You have already installed Satchmo and have been working on an application. You have yet to use South on the project...

  1. pip install south

  2. Add south to INSTALLED_APPS

  3. Make sure that the DB tables needed by South itself get created: ./manage.py syncdb

  4. Satchmo already has South migrations that are included in the South source. These are installed when South is installed. But since we just recently installed South, there are really no migrations to perform -- i.e., the DB schema already looks like Satchmo expects it to. Therefore, we do a fake migration: ./manage.py migrate --fake

  5. If you run ./manage.py migrate --list, you'll see a bunch of migrations that South thinks were applied, but that were only faked. This is good.

    In terms of the output, migrations marked (*) have been applied, and those marked ( ) have not been applied.

NOTE: In my case, I had not created a model yet for the Satchmo
application. I ran ./manage.py convert_app store.localsite, but received an error message that complained because the app had no models. No models == nothing to migrate / nothing to fake. Had there been models, then convert_app would have been needed, I think.

Deployment

Assume for this example, that you did an initial app deployment with no schema changes, and that the app has been up and running for months, the DB filling with data.

Ongoing Development

While your app was working away, so were you, you've been developing R2 of the app. And R2 needs new object classes / schema changes. On your development system:

  1. Add an object to store/localsite/models.py.
  2. Prior to using South, you would now sync the DB so that Django/Satchmo can see/use it via ./manage.py syncdb. If you do that now, you'll see a message that store.localsite was not synced and that you must use a South migration.
  3. Create the initial South migration via ./manage.py schemamigration store.localsite --initial
  4. Now, apply the migration to the DB: ./manage.py migrate store.localsite.
  5. Start Django and save some new objects in your new table.

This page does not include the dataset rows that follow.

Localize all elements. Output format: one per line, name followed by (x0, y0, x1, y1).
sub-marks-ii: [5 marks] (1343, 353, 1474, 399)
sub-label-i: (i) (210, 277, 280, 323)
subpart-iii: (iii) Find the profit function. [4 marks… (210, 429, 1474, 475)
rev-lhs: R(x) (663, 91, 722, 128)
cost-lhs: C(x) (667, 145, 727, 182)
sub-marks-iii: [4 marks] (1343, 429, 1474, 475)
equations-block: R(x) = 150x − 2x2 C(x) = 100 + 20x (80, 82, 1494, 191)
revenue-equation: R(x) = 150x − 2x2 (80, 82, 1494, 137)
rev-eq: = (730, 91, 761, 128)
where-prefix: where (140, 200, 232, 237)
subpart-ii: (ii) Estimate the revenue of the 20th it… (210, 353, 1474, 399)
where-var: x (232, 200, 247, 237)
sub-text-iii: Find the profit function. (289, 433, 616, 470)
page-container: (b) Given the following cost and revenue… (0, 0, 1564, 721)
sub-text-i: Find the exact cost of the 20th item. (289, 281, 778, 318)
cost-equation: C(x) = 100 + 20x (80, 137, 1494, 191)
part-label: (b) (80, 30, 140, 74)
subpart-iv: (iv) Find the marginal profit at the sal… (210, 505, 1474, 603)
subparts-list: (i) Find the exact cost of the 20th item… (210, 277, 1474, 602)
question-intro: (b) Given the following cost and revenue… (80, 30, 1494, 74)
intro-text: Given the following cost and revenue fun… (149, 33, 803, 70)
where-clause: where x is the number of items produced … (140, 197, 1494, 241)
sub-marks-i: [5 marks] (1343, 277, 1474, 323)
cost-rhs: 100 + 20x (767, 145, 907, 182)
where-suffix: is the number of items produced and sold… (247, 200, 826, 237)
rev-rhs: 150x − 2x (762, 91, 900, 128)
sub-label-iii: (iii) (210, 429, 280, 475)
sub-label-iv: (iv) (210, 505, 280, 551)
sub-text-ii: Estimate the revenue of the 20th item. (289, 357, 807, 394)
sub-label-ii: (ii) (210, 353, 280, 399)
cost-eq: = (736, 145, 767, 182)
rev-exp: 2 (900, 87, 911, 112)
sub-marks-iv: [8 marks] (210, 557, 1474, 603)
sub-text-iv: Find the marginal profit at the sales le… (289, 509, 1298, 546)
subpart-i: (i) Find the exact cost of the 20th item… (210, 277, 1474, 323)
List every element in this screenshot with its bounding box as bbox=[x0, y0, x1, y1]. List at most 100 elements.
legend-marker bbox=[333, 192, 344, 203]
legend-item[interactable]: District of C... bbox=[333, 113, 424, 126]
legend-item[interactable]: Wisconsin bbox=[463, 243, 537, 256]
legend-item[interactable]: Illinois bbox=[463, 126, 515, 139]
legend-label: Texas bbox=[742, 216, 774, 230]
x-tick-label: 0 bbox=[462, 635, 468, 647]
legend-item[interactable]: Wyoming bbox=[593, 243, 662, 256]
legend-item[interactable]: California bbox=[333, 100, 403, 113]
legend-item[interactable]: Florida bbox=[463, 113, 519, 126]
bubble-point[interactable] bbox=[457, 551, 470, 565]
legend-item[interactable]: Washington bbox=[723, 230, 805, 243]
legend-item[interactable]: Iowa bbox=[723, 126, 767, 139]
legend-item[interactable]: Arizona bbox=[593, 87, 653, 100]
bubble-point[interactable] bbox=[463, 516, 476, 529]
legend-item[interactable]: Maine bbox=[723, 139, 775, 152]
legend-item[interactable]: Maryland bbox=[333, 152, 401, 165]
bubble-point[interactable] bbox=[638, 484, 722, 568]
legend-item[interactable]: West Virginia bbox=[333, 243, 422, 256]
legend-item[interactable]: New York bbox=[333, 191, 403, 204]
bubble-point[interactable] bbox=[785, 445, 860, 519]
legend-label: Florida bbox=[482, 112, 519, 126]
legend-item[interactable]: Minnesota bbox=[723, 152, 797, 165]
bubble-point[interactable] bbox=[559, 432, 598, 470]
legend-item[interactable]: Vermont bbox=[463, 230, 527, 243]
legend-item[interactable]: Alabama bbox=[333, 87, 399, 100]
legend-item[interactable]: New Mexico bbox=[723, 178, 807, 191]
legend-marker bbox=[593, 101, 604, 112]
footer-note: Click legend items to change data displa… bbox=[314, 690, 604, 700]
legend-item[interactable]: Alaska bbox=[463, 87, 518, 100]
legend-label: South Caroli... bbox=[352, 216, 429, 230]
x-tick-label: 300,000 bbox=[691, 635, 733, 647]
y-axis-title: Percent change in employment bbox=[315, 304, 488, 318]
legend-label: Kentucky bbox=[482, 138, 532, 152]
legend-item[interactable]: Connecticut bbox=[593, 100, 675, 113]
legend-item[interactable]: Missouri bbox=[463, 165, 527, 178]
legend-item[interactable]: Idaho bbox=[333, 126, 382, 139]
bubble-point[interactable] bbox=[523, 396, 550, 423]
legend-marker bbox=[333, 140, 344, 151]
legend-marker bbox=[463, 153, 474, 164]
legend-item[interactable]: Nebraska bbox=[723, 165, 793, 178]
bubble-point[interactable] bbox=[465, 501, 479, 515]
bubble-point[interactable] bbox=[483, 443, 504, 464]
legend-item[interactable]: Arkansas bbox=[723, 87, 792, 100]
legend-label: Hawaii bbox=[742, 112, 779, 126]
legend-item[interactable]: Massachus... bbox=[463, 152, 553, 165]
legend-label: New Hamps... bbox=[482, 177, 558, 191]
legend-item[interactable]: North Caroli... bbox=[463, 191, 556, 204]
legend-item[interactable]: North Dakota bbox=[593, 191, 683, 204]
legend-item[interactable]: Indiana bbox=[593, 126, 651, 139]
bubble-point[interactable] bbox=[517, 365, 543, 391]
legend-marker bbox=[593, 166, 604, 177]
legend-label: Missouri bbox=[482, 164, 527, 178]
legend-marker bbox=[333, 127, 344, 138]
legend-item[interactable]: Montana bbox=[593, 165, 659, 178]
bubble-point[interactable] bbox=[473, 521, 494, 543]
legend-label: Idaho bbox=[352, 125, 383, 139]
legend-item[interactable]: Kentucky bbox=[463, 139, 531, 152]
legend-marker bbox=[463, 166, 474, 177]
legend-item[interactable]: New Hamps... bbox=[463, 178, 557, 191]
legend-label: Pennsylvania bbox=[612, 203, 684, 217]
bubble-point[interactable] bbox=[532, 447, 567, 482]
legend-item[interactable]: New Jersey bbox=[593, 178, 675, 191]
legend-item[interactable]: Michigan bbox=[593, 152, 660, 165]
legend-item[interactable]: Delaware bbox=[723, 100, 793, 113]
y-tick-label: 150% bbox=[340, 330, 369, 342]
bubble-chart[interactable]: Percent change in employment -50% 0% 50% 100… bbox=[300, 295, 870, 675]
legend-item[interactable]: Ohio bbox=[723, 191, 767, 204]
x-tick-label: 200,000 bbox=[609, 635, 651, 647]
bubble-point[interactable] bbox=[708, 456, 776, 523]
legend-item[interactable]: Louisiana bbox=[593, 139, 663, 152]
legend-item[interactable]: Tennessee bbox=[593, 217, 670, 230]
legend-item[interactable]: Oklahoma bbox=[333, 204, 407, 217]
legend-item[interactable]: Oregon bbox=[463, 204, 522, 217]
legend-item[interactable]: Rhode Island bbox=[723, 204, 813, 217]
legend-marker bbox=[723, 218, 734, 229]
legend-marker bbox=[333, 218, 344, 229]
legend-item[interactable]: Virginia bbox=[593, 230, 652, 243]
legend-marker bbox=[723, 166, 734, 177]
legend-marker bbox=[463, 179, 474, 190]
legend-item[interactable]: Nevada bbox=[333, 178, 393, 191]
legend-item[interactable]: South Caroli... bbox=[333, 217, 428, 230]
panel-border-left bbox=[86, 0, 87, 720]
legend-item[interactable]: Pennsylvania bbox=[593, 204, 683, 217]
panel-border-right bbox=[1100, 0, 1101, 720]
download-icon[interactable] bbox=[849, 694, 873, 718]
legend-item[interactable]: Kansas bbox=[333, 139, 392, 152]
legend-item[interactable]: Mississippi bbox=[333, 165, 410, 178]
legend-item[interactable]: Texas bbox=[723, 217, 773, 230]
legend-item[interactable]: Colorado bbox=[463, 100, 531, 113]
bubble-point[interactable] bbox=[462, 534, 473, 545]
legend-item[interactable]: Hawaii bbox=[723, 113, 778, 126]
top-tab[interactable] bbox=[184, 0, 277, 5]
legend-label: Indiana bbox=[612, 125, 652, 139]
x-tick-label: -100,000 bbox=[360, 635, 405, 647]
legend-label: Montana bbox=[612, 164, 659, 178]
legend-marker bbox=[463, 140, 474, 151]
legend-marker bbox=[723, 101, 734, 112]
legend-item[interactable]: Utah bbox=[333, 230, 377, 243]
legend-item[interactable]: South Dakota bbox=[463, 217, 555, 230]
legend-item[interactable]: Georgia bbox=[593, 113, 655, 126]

If you decide that you need to make further schema changes, that's fine -- go ahead. After each change, follow these steps:

  1. Create a new migration for the change via ./manage.py schemamigration store.localsite --auto.
  2. Apply the migration to the DB: ./manage.py migrate store.localsite.
  3. Start Django and use your changes.

Assume that you are now ready to release R2. Your development schema is, by definition, up-to-date, as are the series of migrations that you have created.